Cambridge is, of course, in the Fens, famous for being flat, wet and windy. There is nothing to climb. Well, not quite nothing…
These days, Cambridge is a demanding institution, or so I’m told by my two daughters, recent graduates from Corpus and Emma. But back in the late 1970s it was almost impossible to fail. There was only one thing you could do that meant automatic expulsion and that was climbing on the college buildings. This of course made the idea irresistible. A lifetime’s friendship was created as I teamed up with a fellow fresher, Bill Medlicott, to make a bold night-time ascent of our college chapel – at least it seemed bold if you had barely climbed before. I recall standing on the chapel roof, about to abseil down the rope now dangling into the courtyard below, when a college porter strode by. I thought, “If he looks up, that’s it. We won’t have made even one term.” Mercifully he didn’t.
Catching the bug
Our prospects of eventually graduating improved as the focus of our climbing endeavours shifted from Cambridge to North Wales. For us teenagers the iconic climb in the country lay in the Llanberis Pass, a huge open book of a feature called Cenotaph Corner. It took me four decades to muster up the courage to lead that route, but I finally managed it last year, albeit on the second attempt, following a 20ft fall at the final crux.
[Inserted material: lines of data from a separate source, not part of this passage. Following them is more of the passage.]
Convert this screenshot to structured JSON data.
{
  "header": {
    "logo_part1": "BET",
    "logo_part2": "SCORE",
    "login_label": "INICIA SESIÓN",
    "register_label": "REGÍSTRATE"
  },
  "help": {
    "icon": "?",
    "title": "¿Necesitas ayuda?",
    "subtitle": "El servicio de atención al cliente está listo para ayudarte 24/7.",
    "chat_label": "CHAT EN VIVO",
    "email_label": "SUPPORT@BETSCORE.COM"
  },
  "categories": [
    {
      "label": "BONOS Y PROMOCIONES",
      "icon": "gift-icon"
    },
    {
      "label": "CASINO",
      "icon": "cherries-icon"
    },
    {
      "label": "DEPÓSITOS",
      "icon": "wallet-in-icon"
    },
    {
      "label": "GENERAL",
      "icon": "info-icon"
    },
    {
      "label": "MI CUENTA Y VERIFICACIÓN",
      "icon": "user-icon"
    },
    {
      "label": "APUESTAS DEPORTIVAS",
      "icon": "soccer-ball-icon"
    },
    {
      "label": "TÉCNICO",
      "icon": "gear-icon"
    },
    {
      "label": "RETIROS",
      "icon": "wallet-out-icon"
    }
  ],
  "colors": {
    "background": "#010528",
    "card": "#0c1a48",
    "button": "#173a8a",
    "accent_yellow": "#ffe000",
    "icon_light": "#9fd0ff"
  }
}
My first serious climb on snow and ice was with another Sidney undergrad, Ted Flint (later Brigadier Flint, Signal Officer in Chief). In the summer of 1980, we headed out to Peru, as part of a self-styled Cambridge Andean Expedition that included my brother Simon, also at Sidney. We hadn’t actually intended any proper climbing, but one volcano sort of led to another and soon we had our eyes on Huascaran, at 6,768m the highest mountain in the country and the fourth highest in the Western Hemisphere. Our local guide, Vicenti, initially scoffed at the idea of taking us up, then cried with fear (literally) and then agreed. The truth was he’d had little choice. He’d been told to take us by the local fixer, whose nickname – Pepe El Loco – spoke a thousand words. This was not a situation my mother, or girlfriend (now wife) at Homerton, would have entirely approved of. However, we made it to the top and back again, having hauled each other out of successive crevasses. Our toes were black with frost bite, but importantly still attached to our feet. I now really had the mountaineering bug!
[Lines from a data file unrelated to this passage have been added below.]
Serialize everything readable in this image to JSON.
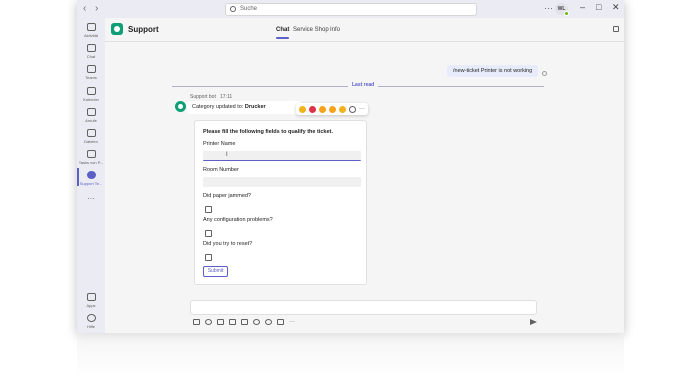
{
  "titlebar": {
    "search_placeholder": "Suche",
    "user_initials": "WL"
  },
  "rail": {
    "items": [
      {
        "label": "Aktivität"
      },
      {
        "label": "Chat"
      },
      {
        "label": "Teams"
      },
      {
        "label": "Kalender"
      },
      {
        "label": "Anrufe"
      },
      {
        "label": "Dateien"
      },
      {
        "label": "Tasks von P..."
      },
      {
        "label": "Support Te..."
      }
    ],
    "more_label": "···",
    "apps_label": "Apps",
    "help_label": "Hilfe"
  },
  "header": {
    "title": "Support",
    "tabs": [
      "Chat",
      "Service Shop",
      "Info"
    ]
  },
  "chat": {
    "sent_message": "/new-ticket Printer is not working",
    "last_read": "Last read",
    "bot_sender": "Support bot",
    "bot_time": "17:11",
    "bot_message_prefix": "Category updated to: ",
    "bot_message_value": "Drucker",
    "reactions_more": "···"
  },
  "card": {
    "title": "Please fill the following fields to qualify the ticket.",
    "printer_name_label": "Printer Name",
    "room_number_label": "Room Number",
    "paper_jammed_label": "Did paper jammed?",
    "config_problems_label": "Any configuration problems?",
    "reset_label": "Did you try to reset?",
    "submit_label": "Submit"
  },
  "composer": {
    "more_label": "···"
  },
  "colors": {
    "accent": "#5b5fc7",
    "bot_green": "#0f9e76"
  }
}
Life after Cambridge, and subsequently Harvard, offered rather fewer opportunities for climbing, but I embarked on a series of annual Alpine adventures that culminated in 2007 in an ascent of the North Face of the Eiger. It was as I came off that mountain that I conceived a project, which was to occupy a significant part of my leisure time for the next decade or more: could I find on each continent a climbing route that would rank alongside the legendary Eigerwand, offering a comparable combination of mountaineering challenge, aesthetic appeal and deep historical context? In short: the seven finest climbs in the world.
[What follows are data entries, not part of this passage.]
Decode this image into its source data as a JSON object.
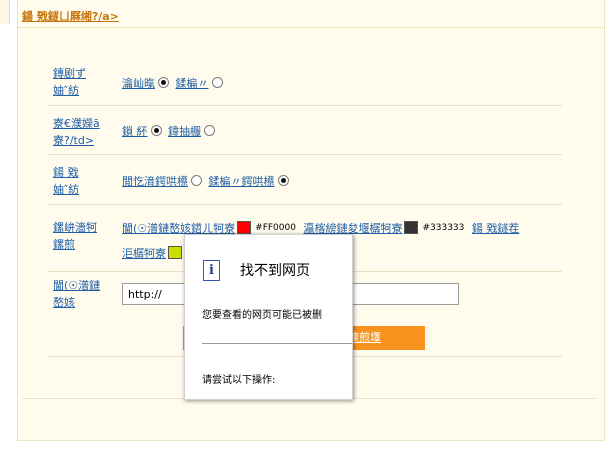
{
  "header": {
    "title": "鍚 戣鐩ㄩ厤缃?/a>"
  },
  "rows": [
    {
      "label_line1": "鏄剧ず",
      "label_line2": "妯″紡",
      "options": [
        {
          "label": "瀹屾暣",
          "selected": true
        },
        {
          "label": "鍒楄〃",
          "selected": false
        }
      ]
    },
    {
      "label_line1": "寮€濮嬫ā",
      "label_line2": "寮?/td>",
      "options": [
        {
          "label": "鎻 紑",
          "selected": true
        },
        {
          "label": "鍏抽棴",
          "selected": false
        }
      ]
    },
    {
      "label_line1": "鍚 戣",
      "label_line2": "妯″紡",
      "options": [
        {
          "label": "閲忔湇鍔哄櫒",
          "selected": false
        },
        {
          "label": "鍒楄〃鍔哄櫒",
          "selected": true
        }
      ]
    },
    {
      "label_line1": "鏍峅濇牱",
      "label_line2": "鏍煎",
      "color1_label": "閫(☉潽鏈嶅姟鍣ㄦ牱寮",
      "color1_hex": "#FF0000",
      "color2_label": "瀛楁縍鏈夋堰樼牱寮",
      "color2_hex": "#333333",
      "color3_label_a": "鍚 戣鐩茬",
      "color3_label_b": "洰樼牱寮",
      "color1": "#ff0000",
      "color2": "#333333",
      "color3": "#ccdd00"
    },
    {
      "label_line1": "閫(☉潽鏈",
      "label_line2": "嶅姟",
      "url_value": "http://"
    }
  ],
  "submit": {
    "label": "鍊煎墿"
  },
  "error_popup": {
    "icon": "info-icon",
    "title": "找不到网页",
    "message": "您要查看的网页可能已被删",
    "try_text": "请尝试以下操作:"
  }
}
That quest was to take me from the Alps back to the Andes and on to Yosemite, Kenya, Nepal, New Zealand and Antarctica. I have now put pen to paper and written an account of that journey: Seven Climbs. It has been edited by another Sidney friend, Diane Pengelly, recently married to Bill, my first ever climbing partner. I hope people enjoy it. All the author’s proceeds will go to the Himalayan Trust UK, a charity dedicated to improving the education and health of the mountain peoples of Nepal. The book is in part an opportunity to say thank you to those who, along the way, have tied into the same rope with me.
Charles Sherwood studied History and attended Sidney Sussex.